In Part I of this blog series, we left off wondering what was going to happen to our CDM-MDM system once we start flowing Big Data – billions of records and petabytes of data – through it. Our matching routines are already computationally intensive – is this going to put them over the edge and grind the system to a halt?
The key here is data classification. In the last post, we classified “attributive” or “profile” data separately from “behavioral” data and asserted that the Big Data almost always falls into the behavioral bucket. Let’s take a closer look at these two classifications.
- Entities & Attributes (e.g. customers, households, business locations)
- Personally Identifying Information (PII)
- Contains “Source Native Key” (e.g. cookie-based visitor id, cell phone #, device id, account #)
- Structured Only
- Transactions & Interactions (e.g. web clicks, page visits, ad impressions, mobile calls & data usage)
- No Personally Identifying Information(PII)
- Contains Source Native Key (same as above)
- Structured and Unstructured
Importantly, the data in the behavioral bucket requires different processing than that in the profile bucket. Since the processing is different, the two streams can be separated just after ingestion, like a fork in the road, with the profile data going one way and the behavioral data going the other. This is the key to integrating Big Data into your CDM-MDM system without grinding it to a halt. Let’s take a closer look at the types of processing appropriate for these two classifications of data.

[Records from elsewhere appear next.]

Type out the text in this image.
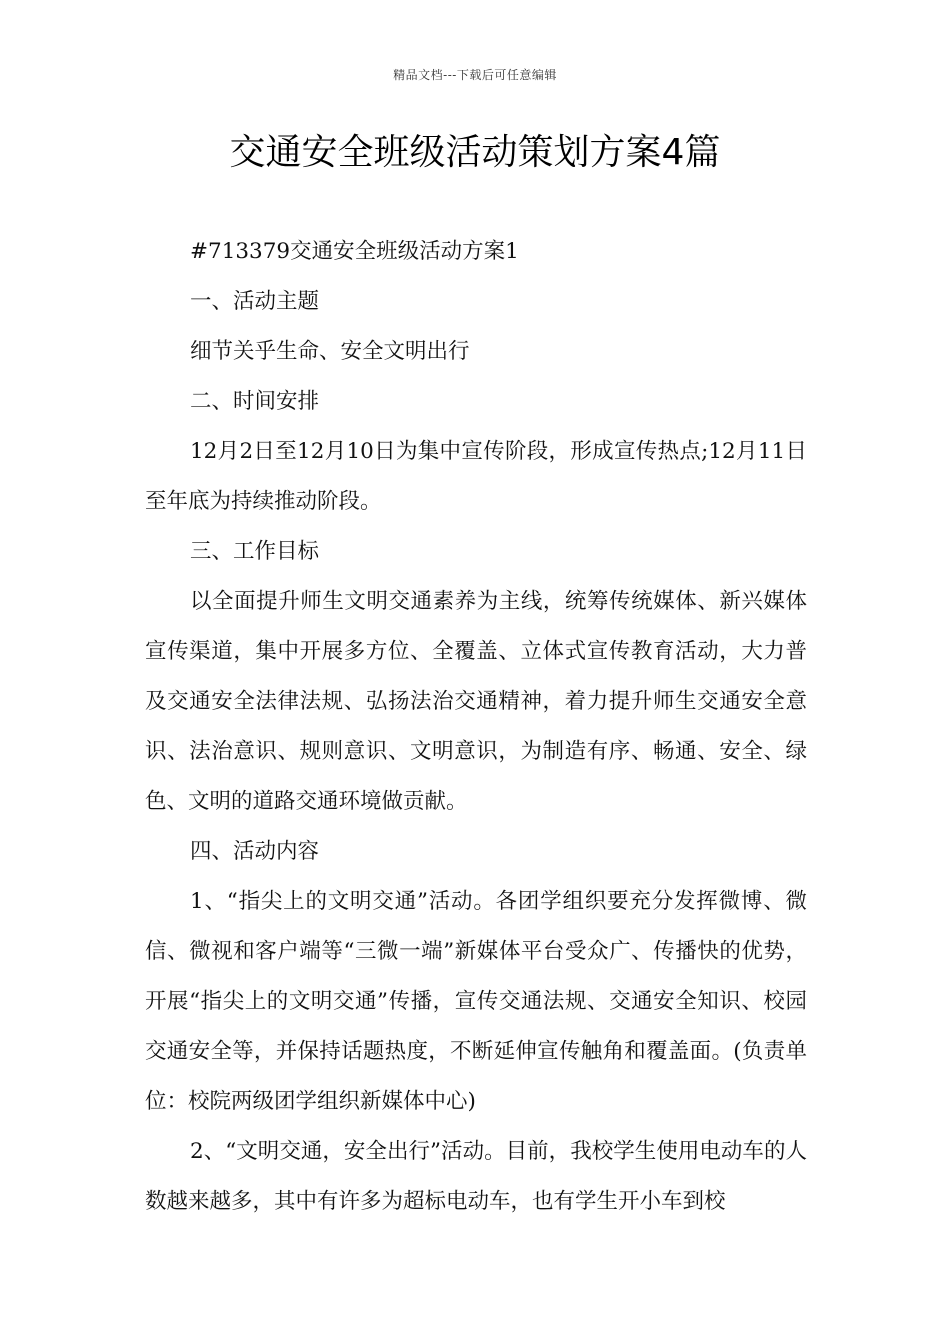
精品文档---下载后可任意编辑
交通安全班级活动策划方案4篇

#713379交通安全班级活动方案1

一、活动主题

细节关乎生命、安全文明出行

二、时间安排

12月2日至12月10日为集中宣传阶段，形成宣传热点;12月11日至年底为持续推动阶段。

三、工作目标

以全面提升师生文明交通素养为主线，统筹传统媒体、新兴媒体宣传渠道，集中开展多方位、全覆盖、立体式宣传教育活动，大力普及交通安全法律法规、弘扬法治交通精神，着力提升师生交通安全意识、法治意识、规则意识、文明意识，为制造有序、畅通、安全、绿色、文明的道路交通环境做贡献。

四、活动内容

1、“指尖上的文明交通”活动。各团学组织要充分发挥微博、微信、微视和客户端等“三微一端”新媒体平台受众广、传播快的优势，开展“指尖上的文明交通”传播，宣传交通法规、交通安全知识、校园交通安全等，并保持话题热度，不断延伸宣传触角和覆盖面。(负责单位：校院两级团学组织新媒体中心)

2、“文明交通，安全出行”活动。目前，我校学生使用电动车的人数越来越多，其中有许多为超标电动车，也有学生开小车到校
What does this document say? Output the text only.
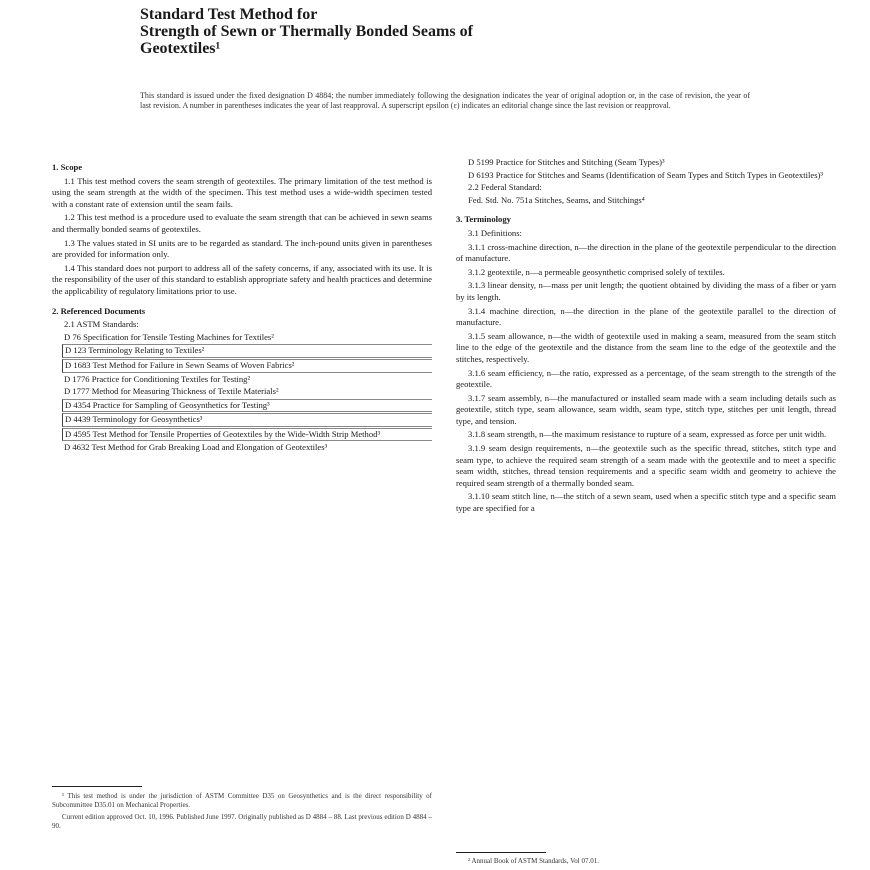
Standard Test Method for
Strength of Sewn or Thermally Bonded Seams of
Geotextiles¹
This standard is issued under the fixed designation D 4884; the number immediately following the designation indicates the year of original adoption or, in the case of revision, the year of last revision. A number in parentheses indicates the year of last reapproval. A superscript epsilon (ε) indicates an editorial change since the last revision or reapproval.
1. Scope

1.1 This test method covers the seam strength of geotextiles. The primary limitation of the test method is using the seam strength at the width of the specimen. This test method uses a wide-width specimen tested with a constant rate of extension until the seam fails.

1.2 This test method is a procedure used to evaluate the seam strength that can be achieved in sewn seams and thermally bonded seams of geotextiles.

1.3 The values stated in SI units are to be regarded as standard. The inch-pound units given in parentheses are provided for information only.

1.4 This standard does not purport to address all of the safety concerns, if any, associated with its use. It is the responsibility of the user of this standard to establish appropriate safety and health practices and determine the applicability of regulatory limitations prior to use.

2. Referenced Documents
2.1 ASTM Standards:
D 76 Specification for Tensile Testing Machines for Textiles²
D 123 Terminology Relating to Textiles²
D 1683 Test Method for Failure in Sewn Seams of Woven Fabrics²
D 1776 Practice for Conditioning Textiles for Testing²
D 1777 Method for Measuring Thickness of Textile Materials²
D 4354 Practice for Sampling of Geosynthetics for Testing³
D 4439 Terminology for Geosynthetics³
D 4595 Test Method for Tensile Properties of Geotextiles by the Wide-Width Strip Method³
D 4632 Test Method for Grab Breaking Load and Elongation of Geotextiles³
D 5199 Practice for Stitches and Stitching (Seam Types)³
D 6193 Practice for Stitches and Seams (Identification of Seam Types and Stitch Types in Geotextiles)³
2.2 Federal Standard:
Fed. Std. No. 751a Stitches, Seams, and Stitchings⁴
3. Terminology

3.1 Definitions:

3.1.1 cross-machine direction, n—the direction in the plane of the geotextile perpendicular to the direction of manufacture.

3.1.2 geotextile, n—a permeable geosynthetic comprised solely of textiles.

3.1.3 linear density, n—mass per unit length; the quotient obtained by dividing the mass of a fiber or yarn by its length.

3.1.4 machine direction, n—the direction in the plane of the geotextile parallel to the direction of manufacture.

3.1.5 seam allowance, n—the width of geotextile used in making a seam, measured from the seam stitch line to the edge of the geotextile and the distance from the seam line to the edge of the geotextile and the stitches, respectively.

3.1.6 seam efficiency, n—the ratio, expressed as a percentage, of the seam strength to the strength of the geotextile.

3.1.7 seam assembly, n—the manufactured or installed seam made with a seam including details such as geotextile, stitch type, seam allowance, seam width, seam type, stitch type, stitches per unit length, thread type, and tension.

3.1.8 seam strength, n—the maximum resistance to rupture of a seam, expressed as force per unit width.

3.1.9 seam design requirements, n—the geotextile such as the specific thread, stitches, stitch type and seam type, to achieve the required seam strength of a seam made with the geotextile and to meet a specific seam width, stitches, thread tension requirements and a specific seam width and geometry to achieve the required seam strength of a thermally bonded seam.

3.1.10 seam stitch line, n—the stitch of a sewn seam, used when a specific stitch type and a specific seam type are specified for a

¹ This test method is under the jurisdiction of ASTM Committee D35 on Geosynthetics and is the direct responsibility of Subcommittee D35.01 on Mechanical Properties.

Current edition approved Oct. 10, 1996. Published June 1997. Originally published as D 4884 – 88. Last previous edition D 4884 – 90.

² Annual Book of ASTM Standards, Vol 07.01.
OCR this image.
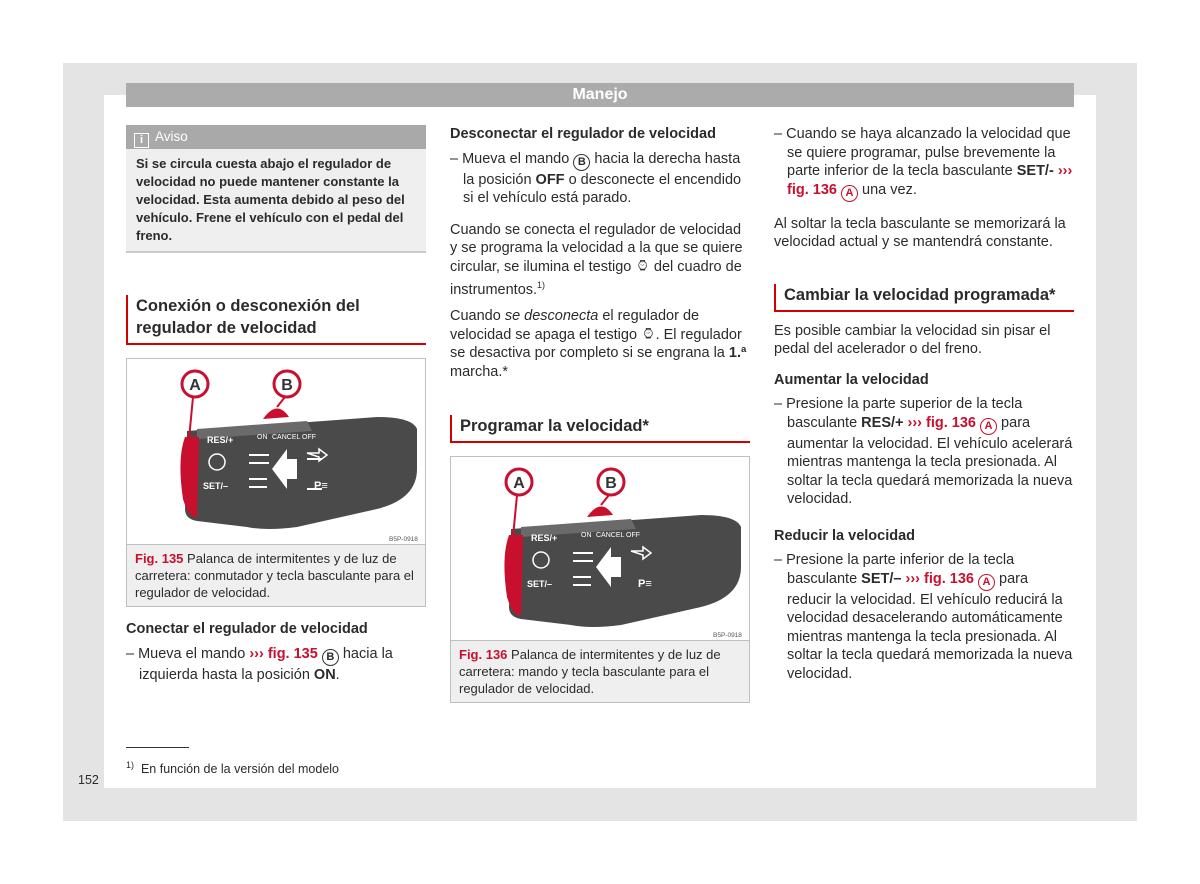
Manejo
i Aviso
Si se circula cuesta abajo el regulador de velocidad no puede mantener constante la velocidad. Esta aumenta debido al peso del vehículo. Frene el vehículo con el pedal del freno.
Conexión o desconexión del regulador de velocidad
A	B
ON CANCEL OFF
RES/+
SET/–	P≡
B5P-0918
Fig. 135 Palanca de intermitentes y de luz de carretera: conmutador y tecla basculante para el regulador de velocidad.
Conectar el regulador de velocidad
– Mueva el mando ››› fig. 135 B hacia la izquierda hasta la posición ON.
Desconectar el regulador de velocidad
– Mueva el mando B hacia la derecha hasta la posición OFF o desconecte el encendido si el vehículo está parado.
Cuando se conecta el regulador de velocidad y se programa la velocidad a la que se quiere circular, se ilumina el testigo ⌚︎ del cuadro de instrumentos.$^{1)}$
Cuando se desconecta el regulador de velocidad se apaga el testigo ⌚︎. El regulador se desactiva por completo si se engrana la 1.ª marcha.*
Programar la velocidad*
A	B
ON CANCEL OFF
RES/+
SET/–	P≡
B5P-0918
Fig. 136 Palanca de intermitentes y de luz de carretera: mando y tecla basculante para el regulador de velocidad.
– Cuando se haya alcanzado la velocidad que se quiere programar, pulse brevemente la parte inferior de la tecla basculante SET/- ››› fig. 136 A una vez.
Al soltar la tecla basculante se memorizará la velocidad actual y se mantendrá constante.
Cambiar la velocidad programada*
Es posible cambiar la velocidad sin pisar el pedal del acelerador o del freno.
Aumentar la velocidad
– Presione la parte superior de la tecla basculante RES/+ ››› fig. 136 A para aumentar la velocidad. El vehículo acelerará mientras mantenga la tecla presionada. Al soltar la tecla quedará memorizada la nueva velocidad.
Reducir la velocidad
– Presione la parte inferior de la tecla basculante SET/– ››› fig. 136 A para reducir la velocidad. El vehículo reducirá la velocidad desacelerando automáticamente mientras mantenga la tecla presionada. Al soltar la tecla quedará memorizada la nueva velocidad.
$^{1)}$ En función de la versión del modelo
152
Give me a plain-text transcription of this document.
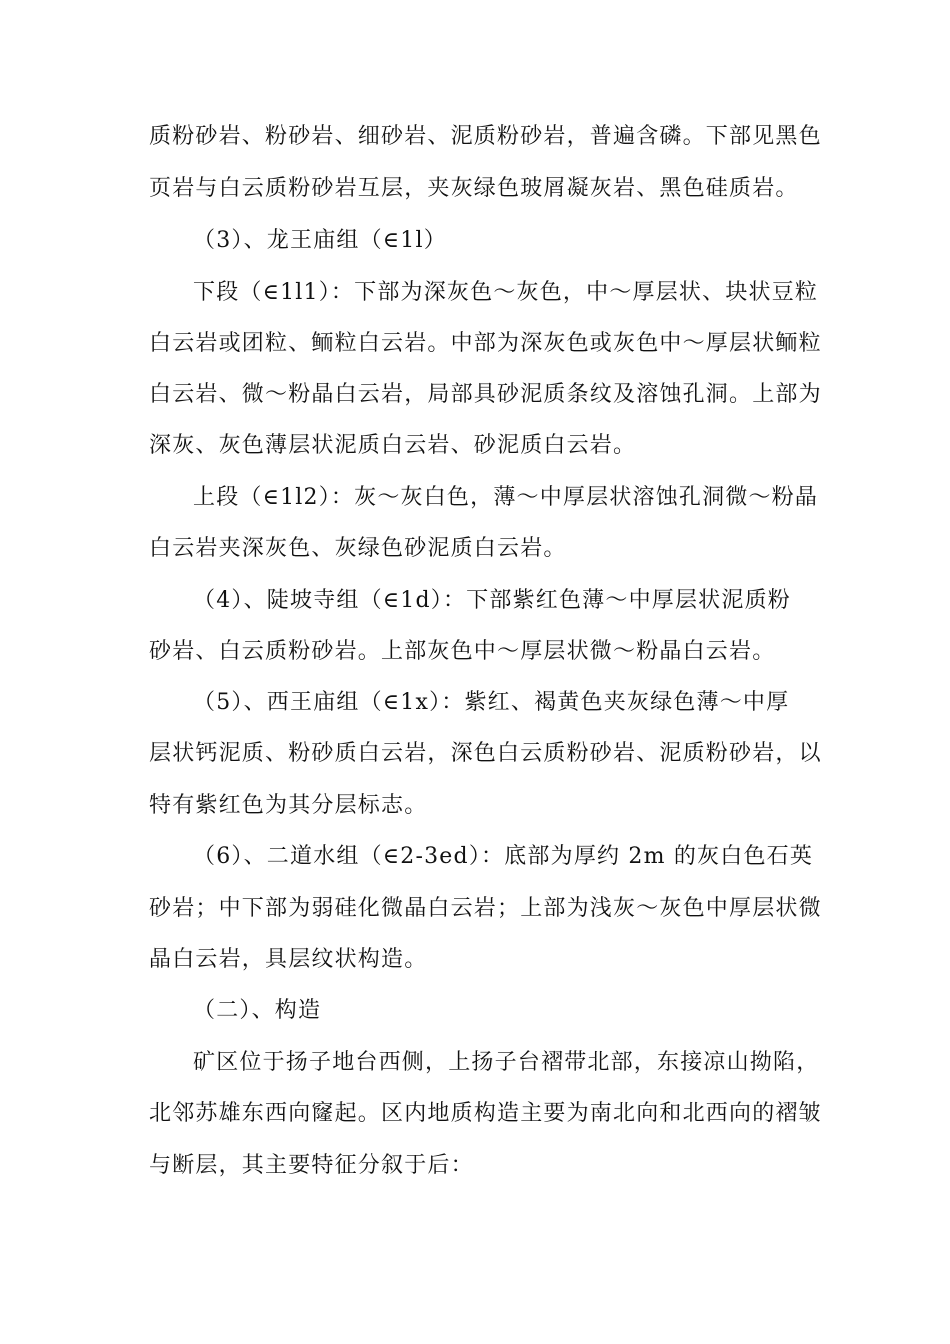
质粉砂岩、粉砂岩、细砂岩、泥质粉砂岩，普遍含磷。下部见黑色
页岩与白云质粉砂岩互层，夹灰绿色玻屑凝灰岩、黑色硅质岩。
（3）、龙王庙组（∈1l）
下段（∈1l1）：下部为深灰色～灰色，中～厚层状、块状豆粒
白云岩或团粒、鲕粒白云岩。中部为深灰色或灰色中～厚层状鲕粒
白云岩、微～粉晶白云岩，局部具砂泥质条纹及溶蚀孔洞。上部为
深灰、灰色薄层状泥质白云岩、砂泥质白云岩。
上段（∈1l2）：灰～灰白色，薄～中厚层状溶蚀孔洞微～粉晶
白云岩夹深灰色、灰绿色砂泥质白云岩。
（4）、陡坡寺组（∈1d）：下部紫红色薄～中厚层状泥质粉
砂岩、白云质粉砂岩。上部灰色中～厚层状微～粉晶白云岩。
（5）、西王庙组（∈1x）：紫红、褐黄色夹灰绿色薄～中厚
层状钙泥质、粉砂质白云岩，深色白云质粉砂岩、泥质粉砂岩，以
特有紫红色为其分层标志。
（6）、二道水组（∈2-3ed）：底部为厚约 2m 的灰白色石英
砂岩；中下部为弱硅化微晶白云岩；上部为浅灰～灰色中厚层状微
晶白云岩，具层纹状构造。
（二）、构造
矿区位于扬子地台西侧，上扬子台褶带北部，东接凉山拗陷，
北邻苏雄东西向窿起。区内地质构造主要为南北向和北西向的褶皱
与断层，其主要特征分叙于后：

Now, to be fair, the two streams arent completely independent. The behavioral stream will typically require two things from the profile stream; both of which can be considered “reference” data.
For example, the “subscriber” dimension table may be required in the Big Data world so that it can be joined to the “web clicks” table in order to aggregate web clicks by subscriber gender, which only exists in the subscriber table.
Master ID-to-Natural Key Cross-References
Master IDs are created and managed in the CDM-MDM world, but they are often needed for linkage and aggregation in the Big Data world. Shadowing cross-references that map master ids, such as master individual id, to “source natural keys” (more later) into the Big Data world solves this problem.
So the two classifications of data are separated into two streams and processed (mostly) independently. How do they come back together? One assumption behind this architecture is that both streams, profile and behavioral, contain a “source natural key.” This is a unique identifier that relates the two streams. For example, web clickstream data typically has an IP address or an web application-managed, cookie-based “visitor ID.” Transactional data typically has some sort of account number. Mobile data will have a phone number or device ID. These identifiers don’t have to mean anything, per se, but are critical for stitching the two streams back together.
Remember from the previous post that its not just the dimensionsalized, aggregated data that is reunited with the profile data, but also high-value, behavioral analytics attributes (predictive scores, micro-segmentations, etc.) created courtesy of Big Analytics. The profile data is now greatly enriched by the output of the Big Data processing stream. And, if we really want to get crazy, we can consider using these enriched behavioral analytics profile attributes as part of the next cycle of matching; similar, complex behavior patterns can help tip the scales, causing two entities to match that might not otherwise have matched. Pretty cool.
So CDM-MDM and Big Data can live together, in harmony. Big Data doesn’t replace CDM-MDM but rather extends it. Quite nicely, in fact.